In one sense, Herman may exaggerate the uniqueness of Israel’s relationship specifically with China. That relationship does not stand alone or apart from a larger effort by Israel to defeat the global boycott movement by extending its foreign trade well beyond the European Union, today’s top trading partner. While trade with China has grown fast, reaching as Herman notes about $11 billion a year, trade with India has risen remarkably as well and now stands at $5-6 billion annually.

Israel is thus trying to establish economic relations with the two most populous nations in the world, and it is right to do so. No doubt it will soon also try to grow the relationship with Brazil, the largest country in Latin America, whose new president-elect has already indicated his intention to move his embassy to Jerusalem.

In this connection, however, Herman again overstates in writing that Israel’s relations with China are now “one of the most remarkable economic and political partnerships of the last two decades.” To be precise, there is no political partnership with Beijing. Herman himself makes that point elsewhere in noting that Israel’s greatly increased trade with China “hasn’t led to any significant change in Beijing’s lockstep hostility to Israel’s management of the Palestinian issue,” adding parenthetically: “With India, Israel has had greater success.”

Indeed. While its voting pattern in the UN still leaves much to be desired, India is no longer a knee-jerk anti-Israel voter like China. In the General Assembly last June, for example, India voted for or abstained on several U.S.-sponsored amendments to anti-Israel resolutions. India is simply a more promising potential friend than China, in that it is a democracy that has cooperative and friendly relations with the United States. No one is expecting to see Xi Jinping in Jerusalem, but Indian Prime Minister Modi has already visited there.

 

In sum, I find it natural that Israel should want to increase trade and investment deals with the world’s most populous country. But Herman is quite right to warn of all the inescapable dangers that such an economic relationship can bring.
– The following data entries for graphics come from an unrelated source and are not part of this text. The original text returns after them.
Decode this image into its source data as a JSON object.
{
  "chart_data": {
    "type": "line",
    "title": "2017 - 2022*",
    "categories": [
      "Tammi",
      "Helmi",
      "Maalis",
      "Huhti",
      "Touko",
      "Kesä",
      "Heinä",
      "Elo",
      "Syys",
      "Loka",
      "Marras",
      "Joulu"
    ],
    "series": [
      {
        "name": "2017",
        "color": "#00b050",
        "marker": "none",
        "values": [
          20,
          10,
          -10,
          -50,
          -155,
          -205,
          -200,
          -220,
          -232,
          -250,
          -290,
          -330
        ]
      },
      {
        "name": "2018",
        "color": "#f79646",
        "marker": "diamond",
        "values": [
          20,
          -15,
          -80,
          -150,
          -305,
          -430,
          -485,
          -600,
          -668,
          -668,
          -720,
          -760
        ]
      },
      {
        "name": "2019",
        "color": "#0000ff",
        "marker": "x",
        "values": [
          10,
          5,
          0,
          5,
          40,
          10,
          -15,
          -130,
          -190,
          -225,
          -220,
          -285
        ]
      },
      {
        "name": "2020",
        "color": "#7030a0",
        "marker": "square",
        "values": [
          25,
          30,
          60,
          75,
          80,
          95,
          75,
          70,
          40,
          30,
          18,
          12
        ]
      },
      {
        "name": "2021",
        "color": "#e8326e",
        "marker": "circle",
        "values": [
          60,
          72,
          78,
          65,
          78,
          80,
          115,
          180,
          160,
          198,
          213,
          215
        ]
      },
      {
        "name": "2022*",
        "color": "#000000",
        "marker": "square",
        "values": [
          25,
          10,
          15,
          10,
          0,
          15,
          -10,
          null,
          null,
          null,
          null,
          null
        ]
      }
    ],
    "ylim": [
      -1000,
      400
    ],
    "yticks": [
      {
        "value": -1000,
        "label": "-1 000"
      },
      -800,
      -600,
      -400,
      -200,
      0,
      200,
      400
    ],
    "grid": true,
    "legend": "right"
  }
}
What is especially worrying, Israel appears manifestly unready to cope with those dangers.

The decisions to allow Chinese firms into Israeli ports were apparently made without a process of review that would have and should have included the IDF and Israel’s National Security Council. Israel also lacks an institution like the Committee on Foreign Investment in the United States (CFIUS). The dozen agencies represented on that committee include the Departments of State, Treasury, Commerce, Homeland Security, and Defense as well as the Director of National Intelligence. Israel’s commerce with China is already far beyond the level requiring a similarly institutionalized method of subjecting all proposed Chinese and other foreign-investment deals to careful national-security review.

Arthur Herman’s basic points are powerful: Israel is part of the free world and is in the American orbit. The United States is its key security partner, and gives it over $3 billion a year for its defense. The hope entertained by some Western observers that economic progress would lead to political reform in China has already been dramatically disproved. Although I do not foresee a “political partnership” between Israel and China, for Israel ever to permit its economic relationship with China to threaten its political and security relationship with the United States would be profoundly foolish—and profoundly dangerous.